When we look at hemp production, the most visible components are the actual cultivation of the plant and the retail applications. You can look at a field of hemp plants waving in the breeze, and you can put your hands on products such as hemp fabrics, CBD gummies or even hemp-based insulation.

Hemp grower, John Peterson of Dakota Hemp in Wakonda, provided an example of one of these applications, describing a variety of hemp he grows that is desirable for textile manufacturers.

“Well this variety here is FIBROR 79,” said Peterson, walking among the crop. “In the last few weeks, it’s started to turn yellow at the bottom. As this plant matures, it’ll start to turn yellow way up to the top, and that’s good for the textile industries as far as dying the fabric.”

Karll Lecher is the COO for Peterson’s hemp operation, and he gave some info on another product from hemp — CBD.

“We grow about two acres each year for CBD; about 1,500 plants,” said Lecher. “It’s just enough that we can send it out for extraction and make products for our product line.”

Lecher listed off some applications for CBD; pain management and inflammation, but noted that they do not advertise it for these uses due to current FDA restrictions.

“Really, our big thing is we just try to get people to try it,” Lecher said of the CBD.

Lecher also explained the process for harvesting CBD.

“The flower itself has a trichome that grows off of it — like a gooey, milky crystal,” explained Lecher. “We monitor those trichomes and wait for them to turn amber.”

Once the trichomes turn to an amber color, they are then at their highest content of cannabinoids.

“At that point, we’ll harvest it, we’ll dry it and we send it off for extraction,” said Lecher.

Once the CBD is extracted, it can be added to products such as relief creams, hand creams, roll-ons and tinctures, said Lecher.

Beyond CBD, Peterson says most of their growing is for the purpose of grain and fiber. “It’s going to be a more widely grown crop for large-acre farmers in South Dakota,” predicted Peterson.

While the product Peterson named above is good for textile purposes, that’s not all it’s used for.

“This variety we’re growing for what we call a fiber stalk,” said Peterson, explaining that they are growing it specifically for its stalk. “This will be turned to animal bedding, hempcrete (a hemp-based building material used for insulation and other applications) — insulation replacement and paper products, just to name a few.”

The market for hemp is indeed wide — Lecher mentioned he’s heard of people working on a way to produce ethanol from hemp stalks — but while production and demand are growing, a bottleneck looms.

Between the process of cultivation and the end products on shelves, the harvested hemp must be processed.

This is where the bottleneck forms.

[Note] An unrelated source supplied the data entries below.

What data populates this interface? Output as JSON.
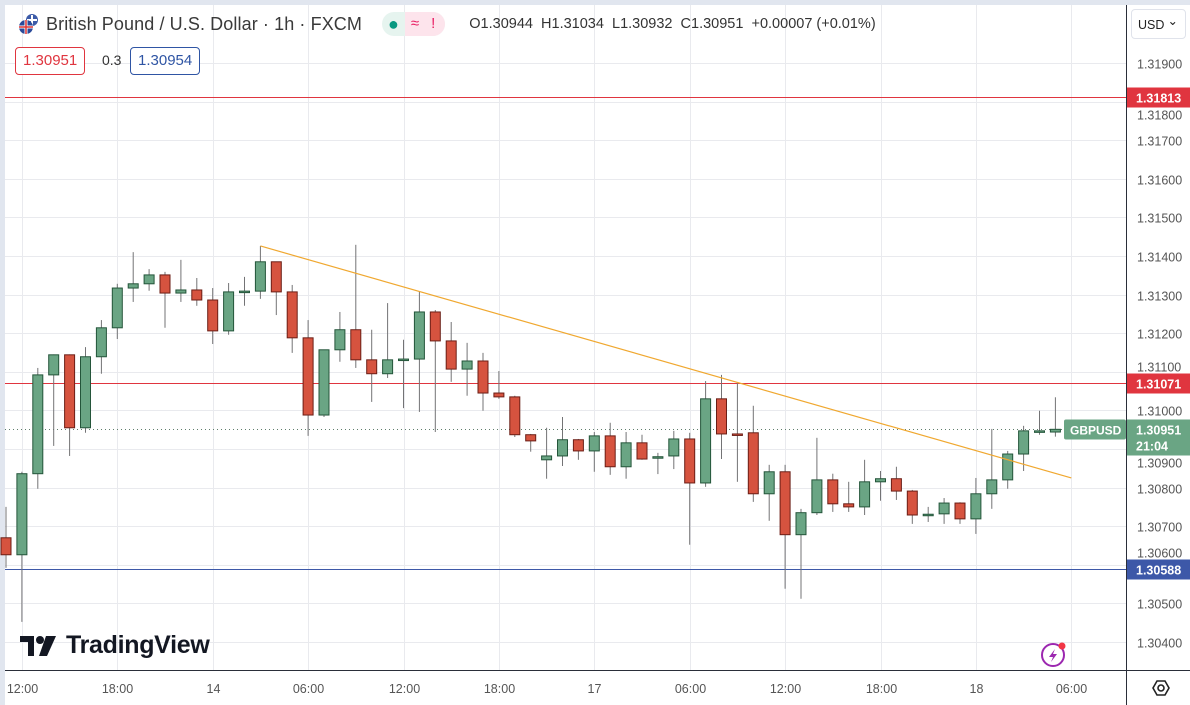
{
  "header": {
    "title": "British Pound / U.S. Dollar · 1h · FXCM",
    "status_icons": [
      "market-open-dot-icon",
      "delayed-data-icon",
      "alert-icon"
    ],
    "status_symbols": {
      "delayed": "≈",
      "alert": "!"
    },
    "ohlc": {
      "open": "O1.30944",
      "high": "H1.31034",
      "low": "L1.30932",
      "close": "C1.30951",
      "change": "+0.00007 (+0.01%)"
    },
    "bid": "1.30951",
    "spread": "0.3",
    "ask": "1.30954"
  },
  "price_axis": {
    "currency": "USD",
    "currency_chevron": "⌄",
    "settings_icon": "gear-hexagon-icon"
  },
  "branding": {
    "logo_text": "TradingView"
  },
  "colors": {
    "up": "#6aa584",
    "up_border": "#24553a",
    "down": "#d6533f",
    "down_border": "#6b1e16",
    "wick": "#737375",
    "resistance": "#e0353f",
    "support": "#3d58a8",
    "trendline": "#f0a830",
    "last_price": "#6aa584",
    "grid": "#e9eaee"
  },
  "chart_data": {
    "type": "candlestick",
    "symbol": "GBPUSD",
    "interval": "1h",
    "ylim": [
      1.3035,
      1.3205
    ],
    "grid": true,
    "y_ticks": [
      "1.31900",
      "1.31800",
      "1.31700",
      "1.31600",
      "1.31500",
      "1.31400",
      "1.31300",
      "1.31200",
      "1.31100",
      "1.31000",
      "1.30900",
      "1.30800",
      "1.30700",
      "1.30600",
      "1.30500",
      "1.30400"
    ],
    "x_ticks": [
      {
        "candle": 1,
        "label": "12:00"
      },
      {
        "candle": 7,
        "label": "18:00"
      },
      {
        "candle": 13,
        "label": "14"
      },
      {
        "candle": 19,
        "label": "06:00"
      },
      {
        "candle": 25,
        "label": "12:00"
      },
      {
        "candle": 31,
        "label": "18:00"
      },
      {
        "candle": 37,
        "label": "17"
      },
      {
        "candle": 43,
        "label": "06:00"
      },
      {
        "candle": 49,
        "label": "12:00"
      },
      {
        "candle": 55,
        "label": "18:00"
      },
      {
        "candle": 61,
        "label": "18"
      },
      {
        "candle": 67,
        "label": "06:00"
      }
    ],
    "ohlc_fields": [
      "open",
      "high",
      "low",
      "close"
    ],
    "candles": [
      [
        1.3067,
        1.3075,
        1.30592,
        1.30626
      ],
      [
        1.30626,
        1.30841,
        1.30452,
        1.30836
      ],
      [
        1.30836,
        1.3111,
        1.30797,
        1.31092
      ],
      [
        1.31092,
        1.31145,
        1.30908,
        1.31144
      ],
      [
        1.31144,
        1.31145,
        1.30882,
        1.30955
      ],
      [
        1.30955,
        1.31164,
        1.30942,
        1.31139
      ],
      [
        1.31139,
        1.31234,
        1.31095,
        1.31214
      ],
      [
        1.31214,
        1.31328,
        1.31185,
        1.31317
      ],
      [
        1.31317,
        1.3141,
        1.31281,
        1.31328
      ],
      [
        1.31328,
        1.31366,
        1.3131,
        1.31351
      ],
      [
        1.31351,
        1.31359,
        1.31214,
        1.31304
      ],
      [
        1.31304,
        1.3139,
        1.31281,
        1.31312
      ],
      [
        1.31312,
        1.31343,
        1.31271,
        1.31286
      ],
      [
        1.31286,
        1.31317,
        1.31172,
        1.31206
      ],
      [
        1.31206,
        1.3133,
        1.31196,
        1.31307
      ],
      [
        1.31307,
        1.31346,
        1.31271,
        1.31309
      ],
      [
        1.31309,
        1.31426,
        1.31289,
        1.31385
      ],
      [
        1.31385,
        1.31385,
        1.31247,
        1.31307
      ],
      [
        1.31307,
        1.31325,
        1.31149,
        1.31188
      ],
      [
        1.31188,
        1.31234,
        1.30934,
        1.30988
      ],
      [
        1.30988,
        1.31157,
        1.30983,
        1.31157
      ],
      [
        1.31157,
        1.31255,
        1.31126,
        1.31209
      ],
      [
        1.31209,
        1.31429,
        1.3111,
        1.31131
      ],
      [
        1.31131,
        1.31209,
        1.31022,
        1.31095
      ],
      [
        1.31095,
        1.31278,
        1.31084,
        1.31131
      ],
      [
        1.31131,
        1.31183,
        1.31006,
        1.31133
      ],
      [
        1.31133,
        1.31307,
        1.30996,
        1.31255
      ],
      [
        1.31255,
        1.3126,
        1.30944,
        1.3118
      ],
      [
        1.3118,
        1.31229,
        1.31074,
        1.31107
      ],
      [
        1.31107,
        1.31175,
        1.31038,
        1.31128
      ],
      [
        1.31128,
        1.31149,
        1.30999,
        1.31045
      ],
      [
        1.31045,
        1.31102,
        1.3103,
        1.31035
      ],
      [
        1.31035,
        1.31038,
        1.30931,
        1.30937
      ],
      [
        1.30937,
        1.30939,
        1.30893,
        1.30921
      ],
      [
        1.30872,
        1.30955,
        1.30823,
        1.30882
      ],
      [
        1.30882,
        1.30983,
        1.30856,
        1.30924
      ],
      [
        1.30924,
        1.30926,
        1.30872,
        1.30895
      ],
      [
        1.30895,
        1.30944,
        1.30841,
        1.30934
      ],
      [
        1.30934,
        1.30968,
        1.30833,
        1.30854
      ],
      [
        1.30854,
        1.30944,
        1.30823,
        1.30916
      ],
      [
        1.30916,
        1.30937,
        1.30872,
        1.30874
      ],
      [
        1.30877,
        1.3089,
        1.30835,
        1.3088
      ],
      [
        1.30882,
        1.30947,
        1.30848,
        1.30926
      ],
      [
        1.30926,
        1.30942,
        1.30652,
        1.30812
      ],
      [
        1.30812,
        1.31076,
        1.30802,
        1.3103
      ],
      [
        1.3103,
        1.31092,
        1.30874,
        1.30939
      ],
      [
        1.30939,
        1.31071,
        1.30815,
        1.30937
      ],
      [
        1.30942,
        1.31012,
        1.30763,
        1.30784
      ],
      [
        1.30784,
        1.30859,
        1.30714,
        1.30841
      ],
      [
        1.30841,
        1.30859,
        1.30538,
        1.30678
      ],
      [
        1.30678,
        1.30745,
        1.30512,
        1.30735
      ],
      [
        1.30735,
        1.30929,
        1.30729,
        1.3082
      ],
      [
        1.3082,
        1.30836,
        1.30737,
        1.30758
      ],
      [
        1.30758,
        1.30815,
        1.30737,
        1.3075
      ],
      [
        1.3075,
        1.30872,
        1.30729,
        1.30815
      ],
      [
        1.30815,
        1.30843,
        1.30766,
        1.30823
      ],
      [
        1.30823,
        1.30854,
        1.30768,
        1.30791
      ],
      [
        1.30791,
        1.30794,
        1.30706,
        1.30729
      ],
      [
        1.30729,
        1.3075,
        1.30711,
        1.30731
      ],
      [
        1.30732,
        1.30773,
        1.30706,
        1.3076
      ],
      [
        1.3076,
        1.30762,
        1.30706,
        1.30719
      ],
      [
        1.30719,
        1.30825,
        1.3068,
        1.30784
      ],
      [
        1.30784,
        1.30952,
        1.30745,
        1.3082
      ],
      [
        1.3082,
        1.30895,
        1.30797,
        1.30887
      ],
      [
        1.30887,
        1.3096,
        1.30843,
        1.30947
      ],
      [
        1.30947,
        1.30999,
        1.30937,
        1.30947
      ],
      [
        1.30944,
        1.31034,
        1.30932,
        1.30951
      ]
    ],
    "horizontal_lines": [
      {
        "price": 1.31813,
        "label": "1.31813",
        "color": "#e0353f"
      },
      {
        "price": 1.31071,
        "label": "1.31071",
        "color": "#e0353f"
      },
      {
        "price": 1.30588,
        "label": "1.30588",
        "color": "#3d58a8"
      }
    ],
    "trendline": {
      "from": {
        "candle": 16,
        "price": 1.31426
      },
      "to": {
        "candle": 67,
        "price": 1.30825
      }
    },
    "last_price": {
      "symbol_label": "GBPUSD",
      "price": 1.30951,
      "price_label": "1.30951",
      "countdown": "21:04"
    }
  }
}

There is currently only one hemp processing facility in the state of South Dakota, run by South Dakota Industrial Hemp Association President Ken Meyer, who estimates that there are only around 20 across the entire nation.

Prior to Meyer’s facility coming online, Peterson had mentioned that farmers in South Dakota had to transport hemp bales to Montana or Kansas for processing.

“We have to get more processing for hemp available in the state so that the farmers continue to have a current and expanding markets for their hemp crops,” said Meyer on the subject. “There are different hemp products that are being prototyped and coming to market. Each one of those will require hundreds of thousands of acres of hemp to support those products.”

In addition to their cultivation operations, Dakota Hemp is also in the process of building their own processing facility, something they hope will help to alleviate the bottleneck.

While this will help, Peterson makes it clear more will be needed. “Processing capacity will now be the bottleneck for further expansion in the state, and more dollars are needed to go into that effort,” he said, urging people with an interest in the field to contact the Industrial Hemp Association. “More investments are needed to expand our processing capacity in the state to further expand our grower network of farmers.”